I can see how you would use a git reset followed by a new commit to combine prior commits into a single entry but how do you do it with "rebase"? Did you misspeak and intend to say "reset", or am I missing a trick with "rebase"?
The rebase command is used to interactively merge a number of commits into a single one. I did not use the wrong word. Just carefully read the docs and then try it. It's quite easy to do (correctly).
And – as it happens – I always "do 'git'" from the command-line. This keeps me from having to puzzle-out the "convenient" features of this-or-that editor. By now, "it is a reflex."
Last edited by sundialsvcs; 02-12-2024 at 10:48 AM.
rebase/cherry-pick/merge*is/are the most confusing part of a version control system. It helps to combine two (or more) parallel code modifications into one single change. But it's much easier to do it wrong than right (this is my own experience in a group with many people working on the same codebase implementing many different features).
I do use merge but I do not fool around with cherry-pick. There are plenty of aspects of git which are "well beyond my pay-grade."
Basically, I just do "a ton of in-progress commits," and then wrap all of them up into a single 'final' commit which I actually push public.
Every now and then, you simply "f!ck everything up," and what you want to do is: git reset --hard.

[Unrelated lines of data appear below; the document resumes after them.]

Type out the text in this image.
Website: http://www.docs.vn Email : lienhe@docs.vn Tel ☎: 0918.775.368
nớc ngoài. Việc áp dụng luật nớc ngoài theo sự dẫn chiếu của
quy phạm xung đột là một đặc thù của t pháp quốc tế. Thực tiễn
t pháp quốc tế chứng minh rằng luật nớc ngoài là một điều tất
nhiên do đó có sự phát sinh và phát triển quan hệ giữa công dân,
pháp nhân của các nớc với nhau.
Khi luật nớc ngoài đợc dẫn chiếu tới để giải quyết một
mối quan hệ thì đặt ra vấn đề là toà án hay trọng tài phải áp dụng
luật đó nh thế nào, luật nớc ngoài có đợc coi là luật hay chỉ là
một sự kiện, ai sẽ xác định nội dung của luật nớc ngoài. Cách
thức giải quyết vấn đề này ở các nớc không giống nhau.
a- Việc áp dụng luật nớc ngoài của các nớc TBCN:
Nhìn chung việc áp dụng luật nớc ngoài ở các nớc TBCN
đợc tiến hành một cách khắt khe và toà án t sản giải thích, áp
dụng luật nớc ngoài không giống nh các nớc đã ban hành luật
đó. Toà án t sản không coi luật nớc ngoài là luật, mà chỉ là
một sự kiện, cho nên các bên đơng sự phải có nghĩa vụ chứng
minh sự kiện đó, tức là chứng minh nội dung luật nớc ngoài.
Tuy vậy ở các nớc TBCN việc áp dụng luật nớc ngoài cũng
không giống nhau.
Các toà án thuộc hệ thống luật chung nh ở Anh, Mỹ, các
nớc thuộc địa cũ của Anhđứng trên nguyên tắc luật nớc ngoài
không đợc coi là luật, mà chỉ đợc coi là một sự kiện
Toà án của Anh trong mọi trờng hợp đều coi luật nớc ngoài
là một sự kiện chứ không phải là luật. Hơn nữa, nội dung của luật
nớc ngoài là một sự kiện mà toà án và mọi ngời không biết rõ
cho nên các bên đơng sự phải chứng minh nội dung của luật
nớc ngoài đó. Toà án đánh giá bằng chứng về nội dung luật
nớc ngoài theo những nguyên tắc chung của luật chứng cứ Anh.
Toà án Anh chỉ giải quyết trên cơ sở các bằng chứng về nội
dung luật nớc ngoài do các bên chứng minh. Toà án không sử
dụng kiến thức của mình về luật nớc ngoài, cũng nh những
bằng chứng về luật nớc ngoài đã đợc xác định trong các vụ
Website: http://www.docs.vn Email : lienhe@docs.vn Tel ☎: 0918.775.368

Which is precisely what you do. Now you're miraculously teleported back to where you are once again on the diving board and you can decide what to do next. Older but wiser.
I use git for every project, even when there isn't any "external repository" and I never "push." What's priceless to me is that: "git doesn't need a server." (As I said: "Thanks, Linus! That's the second time you did something remarkable ...")
Last edited by sundialsvcs; 02-12-2024 at 05:41 PM.